そして、本発明の方法によれば、これらのらせん構造を有する分子素子を、大型の製造設備なしに簡便かつ安価に、しかもらせんの巻き方法を選択的に製造することができる。
【図面の簡単な説明】
【0012】
【図1】図1は、本発明のst-PMMAゲルの実測VCD及びIRスペクトルを示すものである。
【図2】図2は、本発明のst-PMMA/C60包接複合体ゲルのCD及びIRスペクトルを示すものである。
【図3】図3は、本発明のst-PMMAゲルのトルエン洗浄前と後での1H-NMRスペクトルの変化を示すものである。
【図4】図4は、一段階で調製した本発明のst-PMMA/C60複合体ゲルの実測VCD及びIRスペクトルを示すものである。
【図5】図5は、一段階で調製した本発明のst-PMMA/C60包接複合体ゲルのCD及びIRスペクトルを示すものである。

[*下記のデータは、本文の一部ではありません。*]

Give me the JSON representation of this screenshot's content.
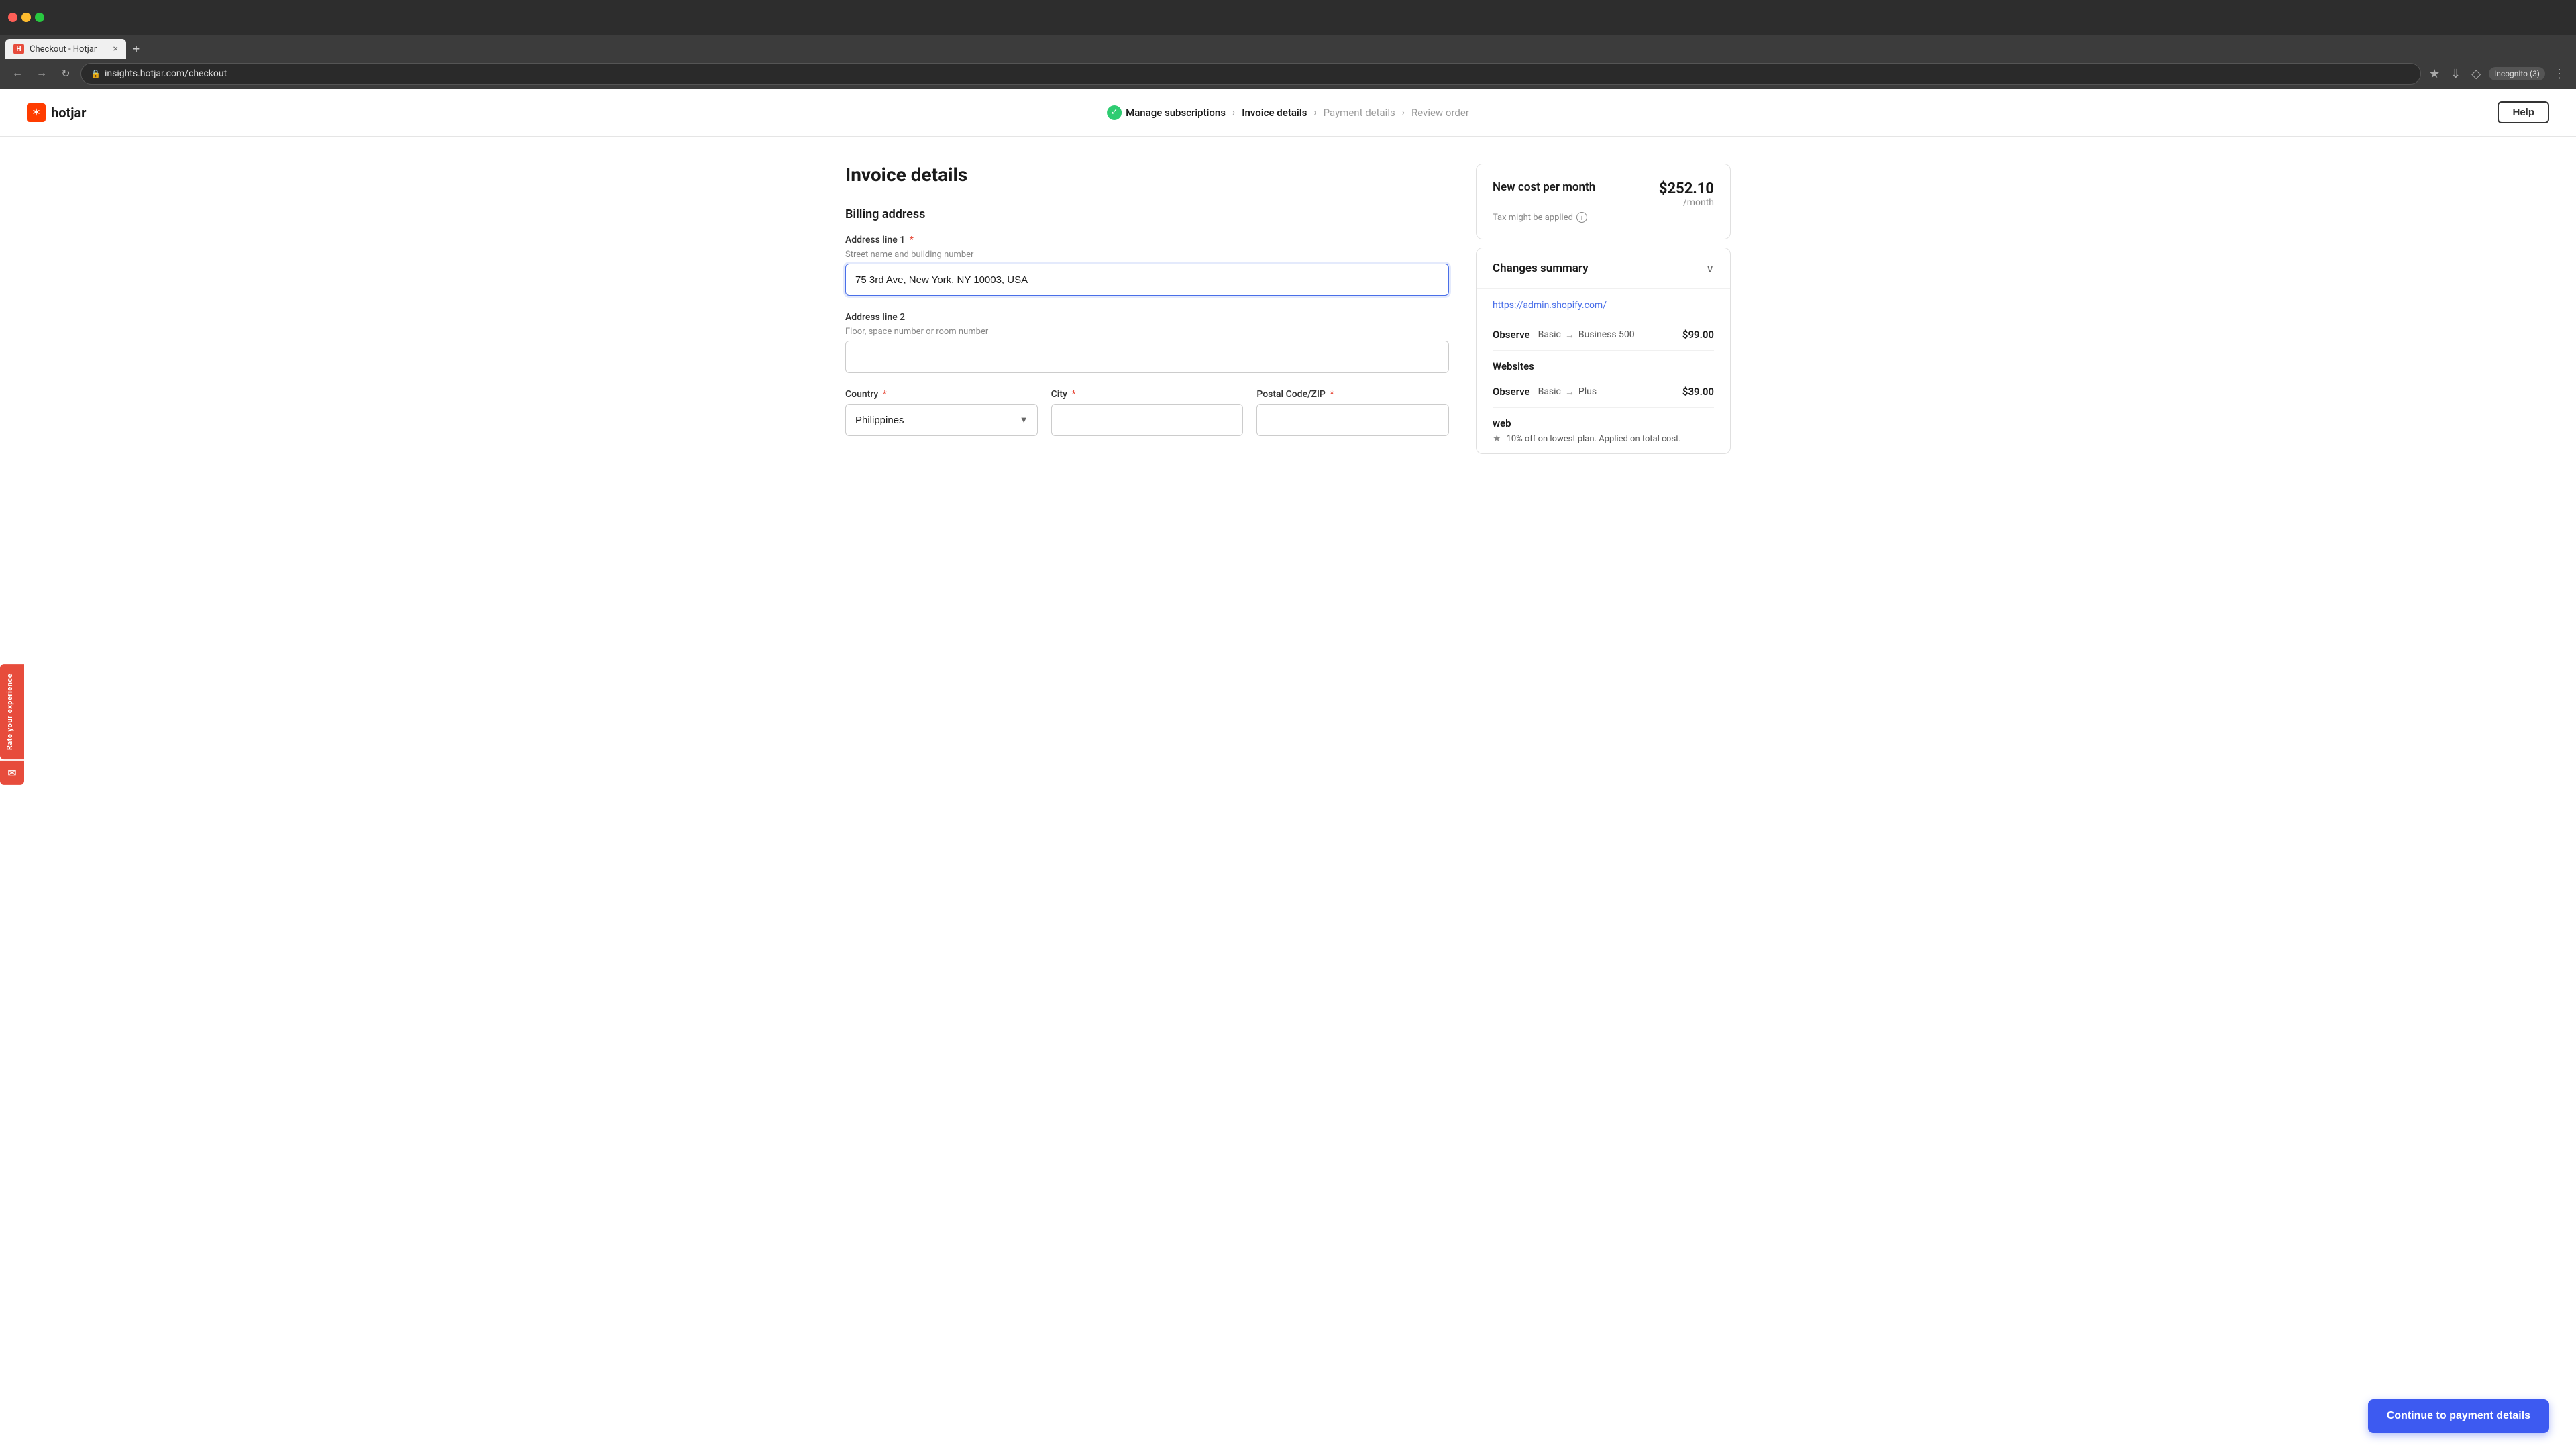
{
  "browser": {
    "tab_favicon": "H",
    "tab_title": "Checkout - Hotjar",
    "tab_close": "×",
    "new_tab": "+",
    "back_btn": "←",
    "forward_btn": "→",
    "refresh_btn": "↻",
    "address_url": "insights.hotjar.com/checkout",
    "incognito_label": "Incognito (3)",
    "window_controls": {
      "min": "_",
      "max": "□",
      "close": "×"
    }
  },
  "header": {
    "logo_text": "hotjar",
    "help_label": "Help",
    "breadcrumbs": [
      {
        "id": "manage",
        "label": "Manage subscriptions",
        "state": "completed"
      },
      {
        "id": "invoice",
        "label": "Invoice details",
        "state": "active"
      },
      {
        "id": "payment",
        "label": "Payment details",
        "state": "inactive"
      },
      {
        "id": "review",
        "label": "Review order",
        "state": "inactive"
      }
    ]
  },
  "page": {
    "title": "Invoice details",
    "billing_section_title": "Billing address",
    "fields": {
      "address1": {
        "label": "Address line 1",
        "hint": "Street name and building number",
        "value": "75 3rd Ave, New York, NY 10003, USA",
        "placeholder": ""
      },
      "address2": {
        "label": "Address line 2",
        "hint": "Floor, space number or room number",
        "value": "",
        "placeholder": ""
      },
      "country": {
        "label": "Country",
        "value": "Philippines"
      },
      "city": {
        "label": "City",
        "value": ""
      },
      "postal": {
        "label": "Postal Code/ZIP",
        "value": ""
      }
    }
  },
  "sidebar": {
    "cost_card": {
      "label": "New cost per month",
      "amount": "$252.10",
      "per_month": "/month",
      "tax_note": "Tax might be applied"
    },
    "changes_summary": {
      "title": "Changes summary",
      "chevron": "∨",
      "site_url": "https://admin.shopify.com/",
      "items": [
        {
          "product": "Observe",
          "from": "Basic",
          "to": "Business 500",
          "price": "$99.00"
        }
      ],
      "websites_title": "Websites",
      "website_items": [
        {
          "product": "Observe",
          "from": "Basic",
          "to": "Plus",
          "price": "$39.00"
        }
      ],
      "website_name": "web",
      "discount_text": "10% off on lowest plan. Applied on total cost."
    }
  },
  "continue_btn_label": "Continue to payment details",
  "feedback": {
    "label": "Rate your experience",
    "emoji": "📧"
  }
}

【図6】図6は、本発明のらせん構造の巻き方向が制御されたシンジオタクチックポリメタクリル酸メチルとフラーレンから成る高分子包接複合体から形成させたステレオコンプレックスゲルのVCD及びIRスペクトルを示すものである。
【図7】図7は、本発明のらせん構造の巻き方向が制御されたシンジオタクチックポリメタクリル酸メチルから形成させたステレオコンプレックスゲルのVCD及びIRスペクトルを示すものである。

【発明を実施するための最良の形態】
【0013】
本発明は、らせん構造の巻き方向が制御されたシンジオタクチックポリメタクリレート系又はシンジオタクチックポリアクリレート系らせん高分子化合物を提供するものである。本発明者らは、フラーレンなどのゲスト化合物の存在下において安定ならせん構造体を得ることができることを見出してきたが(特許文献1参照)、らせん構造の巻き方向を制御することはできず、これらのらせん構造体は右方向のものと左方向のものの混合物として存在していたが、これらを分離する方法も開発されておらず、らせん構造の巻き方向が制御されているものは単離されていないなかった。即ち、安定ならせん構造を有するものであって、右方向か左方向かのどちらか一方向の巻き構造にらせん構造が制御されたシンジオタクチックポリメタクリレート系又はシンジオタクチックポリアクリレート系らせん高分子化合物を、本発明が初めて提供するものである。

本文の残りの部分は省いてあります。